Momity

Somewhere inbetween being a mom & insanity!

Where’s the manual??

When I was pregnant, the first time more than the last, I researched EVERYTHING. Safety, breastfeeding, labour, discipline, circumcision, solids, sleeping.. Whatever I could think of, any articles that lead to. If it was about babies, I read it. I found it comforting and it helped me feel more in control.

I don’t do that anymore. And I find myself thinking that I should. For toddlers now. I definitely don’t deal with certain situations (emphasis on tantrums) in a productive way. But I guess it’s just wishful thinking to expect to always be able to do that… Or is it?

I knew I would be a pushover when it came to discipline. Now the hitting and throwing things when angry have gotten out of hand. And I have done what I said I wouldn’t. I give Raine a smack on the fingers if he gets too out of hand. And then I feel horribly guilty.

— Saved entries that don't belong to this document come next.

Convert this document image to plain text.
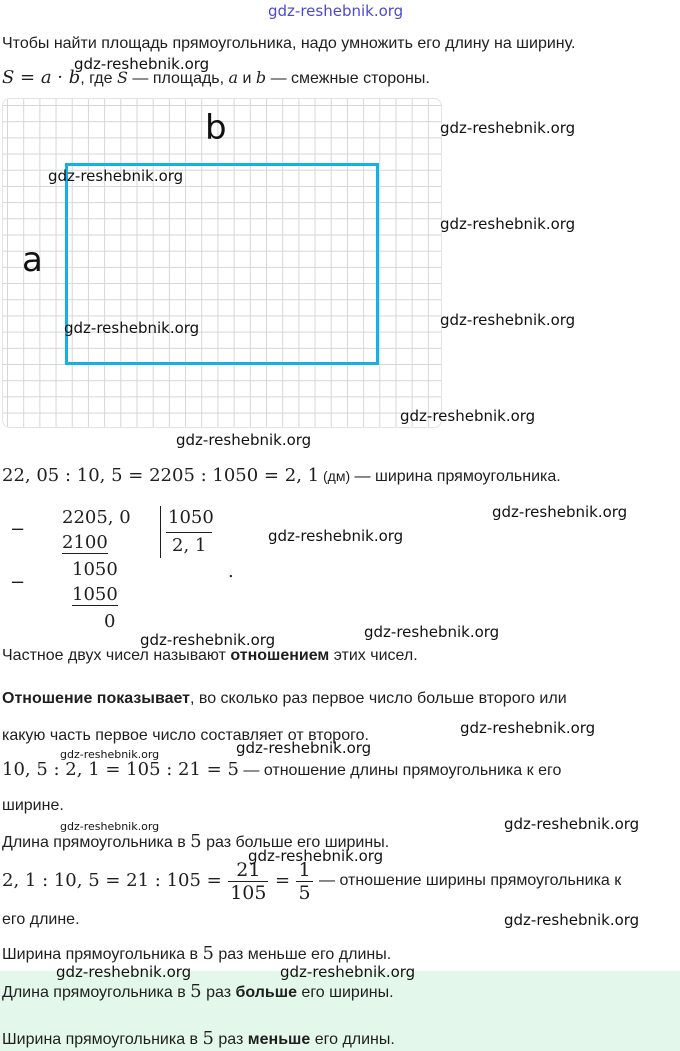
Чтобы найти площадь прямоугольника, надо умножить его длину на ширину.
S = a · b, где S — площадь, a и b — смежные стороны.
b
a
22, 05 : 10, 5 = 2205 : 1050 = 2, 1 (дм) — ширина прямоугольника.
−
2205, 0 1050
2, 1
2100
−
1050
1050
0
.
Частное двух чисел называют отношением этих чисел.
Отношение показывает, во сколько раз первое число больше второго или
какую часть первое число составляет от второго.
10, 5 : 2, 1 = 105 : 21 = 5 — отношение длины прямоугольника к его
ширине.
Длина прямоугольника в 5 раз больше его ширины.
2, 1 : 10, 5 = 21 : $105 = \frac{21}{105} = \frac{1}{5}$ — отношение ширины прямоугольника к
его длине.
Ширина прямоугольника в 5 раз меньше его длины.
Длина прямоугольника в 5 раз больше его ширины.
Ширина прямоугольника в 5 раз меньше его длины.
gdz-reshebnik.org
gdz-reshebnik.org
gdz-reshebnik.org
gdz-reshebnik.org
gdz-reshebnik.org
gdz-reshebnik.org
gdz-reshebnik.org
gdz-reshebnik.org
gdz-reshebnik.org
gdz-reshebnik.org
gdz-reshebnik.org
gdz-reshebnik.org
gdz-reshebnik.org
gdz-reshebnik.org
gdz-reshebnik.org
gdz-reshebnik.org
gdz-reshebnik.org	gdz-reshebnik.org
gdz-reshebnik.org
gdz-reshebnik.org
gdz-reshebnik.org	gdz-reshebnik.org
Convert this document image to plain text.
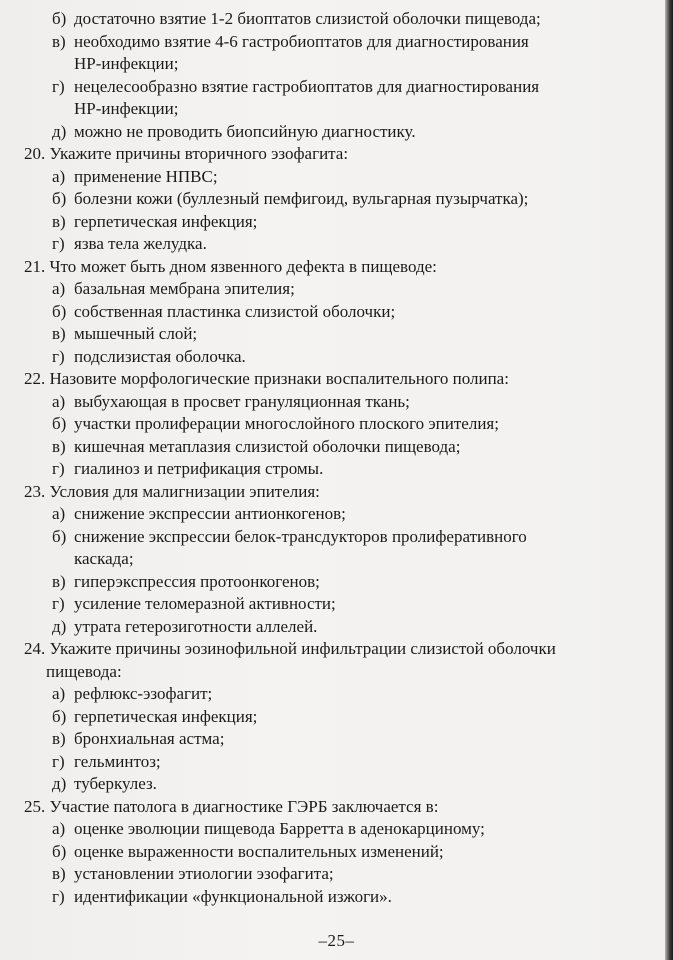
б) достаточно взятие 1-2 биоптатов слизистой оболочки пищевода;

в) необходимо взятие 4-6 гастробиоптатов для диагностирования

НР-инфекции;

г) нецелесообразно взятие гастробиоптатов для диагностирования

НР-инфекции;

д) можно не проводить биопсийную диагностику.

20. Укажите причины вторичного эзофагита:

а) применение НПВС;

б) болезни кожи (буллезный пемфигоид, вульгарная пузырчатка);

в) герпетическая инфекция;

г) язва тела желудка.

21. Что может быть дном язвенного дефекта в пищеводе:

а) базальная мембрана эпителия;

б) собственная пластинка слизистой оболочки;

в) мышечный слой;

г) подслизистая оболочка.

22. Назовите морфологические признаки воспалительного полипа:

а) выбухающая в просвет грануляционная ткань;

б) участки пролиферации многослойного плоского эпителия;

в) кишечная метаплазия слизистой оболочки пищевода;

г) гиалиноз и петрификация стромы.

23. Условия для малигнизации эпителия:

а) снижение экспрессии антионкогенов;

б) снижение экспрессии белок-трансдукторов пролиферативного

каскада;

в) гиперэкспрессия протоонкогенов;

г) усиление теломеразной активности;

д) утрата гетерозиготности аллелей.

24. Укажите причины эозинофильной инфильтрации слизистой оболочки

пищевода:

а) рефлюкс-эзофагит;

б) герпетическая инфекция;

в) бронхиальная астма;

г) гельминтоз;

д) туберкулез.

25. Участие патолога в диагностике ГЭРБ заключается в:

а) оценке эволюции пищевода Барретта в аденокарциному;

б) оценке выраженности воспалительных изменений;

в) установлении этиологии эзофагита;

г) идентификации «функциональной изжоги».

–25–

Like I’m the worst mom in the universe and they should just lock me up and throw away the keys! I say sorry. I hug him and tell him I shouldn’t have done that, always. It still kills me. I don’t want to do it anymore. I always thought i followed more of the attatchment parenting ways. My babies have never cried it out. Raine was nursed until he was about 2 and a half. They have been stuck to my hip since birth… I never thought I would hit my child. And then I tell him “We don’t hit people.” Ha! Ridiculous. I need to find a different technique and use it consciously every time I feel it getting too much.

I don’t want to spank.

When time-out doesn’t work… What do you do?